Quelle agréable surprise ce fut alors d’être happée malgré, mais peut-être grâce, à certains égarements qui entretenaient mon qui-vive. Persistait la sensation d’errer sous les toits de chambres sombres, d’où l’on ne discerne pas les pourtours du pouvoir que l’amour peut générer sur l’autre.

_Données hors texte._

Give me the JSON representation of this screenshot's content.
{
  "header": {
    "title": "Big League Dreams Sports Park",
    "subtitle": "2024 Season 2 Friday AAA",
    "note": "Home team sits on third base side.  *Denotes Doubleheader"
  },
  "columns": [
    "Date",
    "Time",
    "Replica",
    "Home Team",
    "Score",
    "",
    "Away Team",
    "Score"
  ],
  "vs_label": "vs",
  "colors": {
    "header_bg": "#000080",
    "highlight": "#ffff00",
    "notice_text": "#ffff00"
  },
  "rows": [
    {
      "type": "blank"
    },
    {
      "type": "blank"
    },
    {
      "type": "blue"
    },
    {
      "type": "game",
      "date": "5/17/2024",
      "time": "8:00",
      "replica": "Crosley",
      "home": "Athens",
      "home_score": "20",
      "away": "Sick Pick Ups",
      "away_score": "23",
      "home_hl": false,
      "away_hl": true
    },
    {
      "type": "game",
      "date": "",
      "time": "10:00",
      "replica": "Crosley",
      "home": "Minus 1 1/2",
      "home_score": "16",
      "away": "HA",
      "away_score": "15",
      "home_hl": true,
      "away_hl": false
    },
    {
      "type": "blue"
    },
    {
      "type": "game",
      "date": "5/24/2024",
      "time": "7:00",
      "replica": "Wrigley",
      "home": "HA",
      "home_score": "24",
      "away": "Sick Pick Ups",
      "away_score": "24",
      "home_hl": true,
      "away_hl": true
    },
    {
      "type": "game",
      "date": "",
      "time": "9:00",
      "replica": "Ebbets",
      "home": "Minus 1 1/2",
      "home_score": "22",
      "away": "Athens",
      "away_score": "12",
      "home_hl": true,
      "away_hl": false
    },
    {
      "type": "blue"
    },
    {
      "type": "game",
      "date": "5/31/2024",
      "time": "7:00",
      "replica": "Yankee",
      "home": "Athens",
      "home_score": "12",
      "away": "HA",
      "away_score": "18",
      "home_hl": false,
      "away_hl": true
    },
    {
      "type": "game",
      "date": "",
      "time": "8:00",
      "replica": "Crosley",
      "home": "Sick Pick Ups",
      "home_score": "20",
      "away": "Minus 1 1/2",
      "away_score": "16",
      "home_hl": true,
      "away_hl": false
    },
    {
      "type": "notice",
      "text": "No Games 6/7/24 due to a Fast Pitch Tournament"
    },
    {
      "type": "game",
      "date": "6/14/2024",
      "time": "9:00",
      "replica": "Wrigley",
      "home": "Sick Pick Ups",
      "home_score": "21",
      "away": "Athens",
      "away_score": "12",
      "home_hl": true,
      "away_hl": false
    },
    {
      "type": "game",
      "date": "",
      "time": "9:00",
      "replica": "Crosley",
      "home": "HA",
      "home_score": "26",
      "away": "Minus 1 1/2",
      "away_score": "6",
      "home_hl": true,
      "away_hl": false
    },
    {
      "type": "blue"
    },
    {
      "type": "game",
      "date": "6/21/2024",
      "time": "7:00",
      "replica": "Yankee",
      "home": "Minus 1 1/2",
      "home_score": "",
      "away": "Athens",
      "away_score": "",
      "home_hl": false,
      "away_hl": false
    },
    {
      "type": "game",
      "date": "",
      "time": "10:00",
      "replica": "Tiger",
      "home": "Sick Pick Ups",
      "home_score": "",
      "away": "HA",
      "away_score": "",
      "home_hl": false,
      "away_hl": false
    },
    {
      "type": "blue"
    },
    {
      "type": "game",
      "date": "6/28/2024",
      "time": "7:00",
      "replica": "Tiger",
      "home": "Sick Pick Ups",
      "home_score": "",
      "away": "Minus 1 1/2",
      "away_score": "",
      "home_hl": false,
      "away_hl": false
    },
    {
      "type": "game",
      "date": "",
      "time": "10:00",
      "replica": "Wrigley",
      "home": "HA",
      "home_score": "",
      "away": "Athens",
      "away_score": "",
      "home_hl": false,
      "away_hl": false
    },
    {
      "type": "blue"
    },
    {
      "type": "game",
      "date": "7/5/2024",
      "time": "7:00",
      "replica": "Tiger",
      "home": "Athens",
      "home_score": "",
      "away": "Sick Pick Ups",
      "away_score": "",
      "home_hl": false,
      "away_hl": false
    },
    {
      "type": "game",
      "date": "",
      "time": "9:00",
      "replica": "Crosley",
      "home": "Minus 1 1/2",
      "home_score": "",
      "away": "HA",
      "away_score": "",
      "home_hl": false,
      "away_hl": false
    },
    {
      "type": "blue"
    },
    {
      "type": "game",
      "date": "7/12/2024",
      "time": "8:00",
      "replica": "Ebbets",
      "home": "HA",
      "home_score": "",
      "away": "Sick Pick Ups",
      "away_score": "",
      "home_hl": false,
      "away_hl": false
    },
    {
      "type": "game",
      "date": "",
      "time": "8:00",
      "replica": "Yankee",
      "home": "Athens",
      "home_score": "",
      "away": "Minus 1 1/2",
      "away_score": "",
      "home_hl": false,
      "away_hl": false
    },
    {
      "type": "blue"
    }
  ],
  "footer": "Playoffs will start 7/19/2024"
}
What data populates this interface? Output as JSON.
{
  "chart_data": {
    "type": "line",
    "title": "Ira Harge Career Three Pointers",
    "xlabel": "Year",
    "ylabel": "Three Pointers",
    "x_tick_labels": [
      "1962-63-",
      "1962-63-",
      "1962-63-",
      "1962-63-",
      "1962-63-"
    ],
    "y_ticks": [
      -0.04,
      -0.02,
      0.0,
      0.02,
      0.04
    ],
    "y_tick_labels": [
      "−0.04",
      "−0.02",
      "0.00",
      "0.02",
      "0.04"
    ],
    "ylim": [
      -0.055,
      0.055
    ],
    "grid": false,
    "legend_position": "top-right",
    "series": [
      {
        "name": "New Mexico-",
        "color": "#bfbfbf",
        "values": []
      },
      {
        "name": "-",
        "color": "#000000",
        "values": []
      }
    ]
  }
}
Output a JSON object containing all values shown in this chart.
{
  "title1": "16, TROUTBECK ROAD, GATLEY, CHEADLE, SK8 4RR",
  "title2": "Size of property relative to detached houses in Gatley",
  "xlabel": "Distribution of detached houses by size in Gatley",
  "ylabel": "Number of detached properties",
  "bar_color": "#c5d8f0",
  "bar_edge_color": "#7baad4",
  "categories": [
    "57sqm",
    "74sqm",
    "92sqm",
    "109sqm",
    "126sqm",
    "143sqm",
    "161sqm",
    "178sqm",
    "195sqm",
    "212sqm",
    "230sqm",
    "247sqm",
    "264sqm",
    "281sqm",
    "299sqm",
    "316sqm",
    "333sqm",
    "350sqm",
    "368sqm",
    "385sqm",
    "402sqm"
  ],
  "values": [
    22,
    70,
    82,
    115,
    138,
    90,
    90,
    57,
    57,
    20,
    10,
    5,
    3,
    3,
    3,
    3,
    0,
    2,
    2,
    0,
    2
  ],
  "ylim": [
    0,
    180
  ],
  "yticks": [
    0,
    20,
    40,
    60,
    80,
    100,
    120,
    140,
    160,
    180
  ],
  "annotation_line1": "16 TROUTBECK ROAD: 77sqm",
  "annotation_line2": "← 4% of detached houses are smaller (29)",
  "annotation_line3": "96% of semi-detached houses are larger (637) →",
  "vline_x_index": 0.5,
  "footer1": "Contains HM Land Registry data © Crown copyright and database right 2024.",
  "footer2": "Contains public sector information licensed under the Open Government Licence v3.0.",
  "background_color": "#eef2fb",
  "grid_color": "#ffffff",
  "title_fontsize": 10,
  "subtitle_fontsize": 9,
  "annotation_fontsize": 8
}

Il y a bien ce Simon et cette Noémie, deux inconnus au départ, qui se rencontrent en terre étrangère, le Japon, détaillés parce qu’exposés à la clarté de néons de restos et de couloirs d’hôtel. Une étincelle surgit entre leurs vies, mises entre parenthèses, mais le passé de Simon s’interpose. Une part de ce passé, qui tient dans une main a la forme du roman de l’écrivaine de renom Ellen Cleary, Un théâtre de marionnettes. Très jeune homme, il a vécu une histoire tortueuse avec cette femme, que l’on peut sans peine traiter d’ogresse.
Cet amour dévorant m’a interpelée au point où je brûlais d’enfiler l’histoire d’une traite, mais l’auteur aime faire languir, joue avec les ficelles des histoires et du temps. Et c’est un art qu’il maîtrise ! Cette grande dame de l’écriture, en surface, n’est qu’une écrivaine à succès, mais les coulisses de sa vie sont fascinantes. C’est par Simon, qui y a joué un rôle primordial pour lui (mais combien importante pour elle ?) qu’on y a accès.
Une fable s’insère également, écrite par Ellen Cleary ; je la prenais sans en faire grand cas, une épice piquante relevant le degré d’anxiété. La crise de couple que vit Samuel, médecin chercheur et père, s’intercale régulièrement, mais nous resterons sur notre faim jusqu’à la fin. Ce n’était peut-être pas l’essentiel du propos mais le lien entre son passé et ce présent aurait pu être clarifié.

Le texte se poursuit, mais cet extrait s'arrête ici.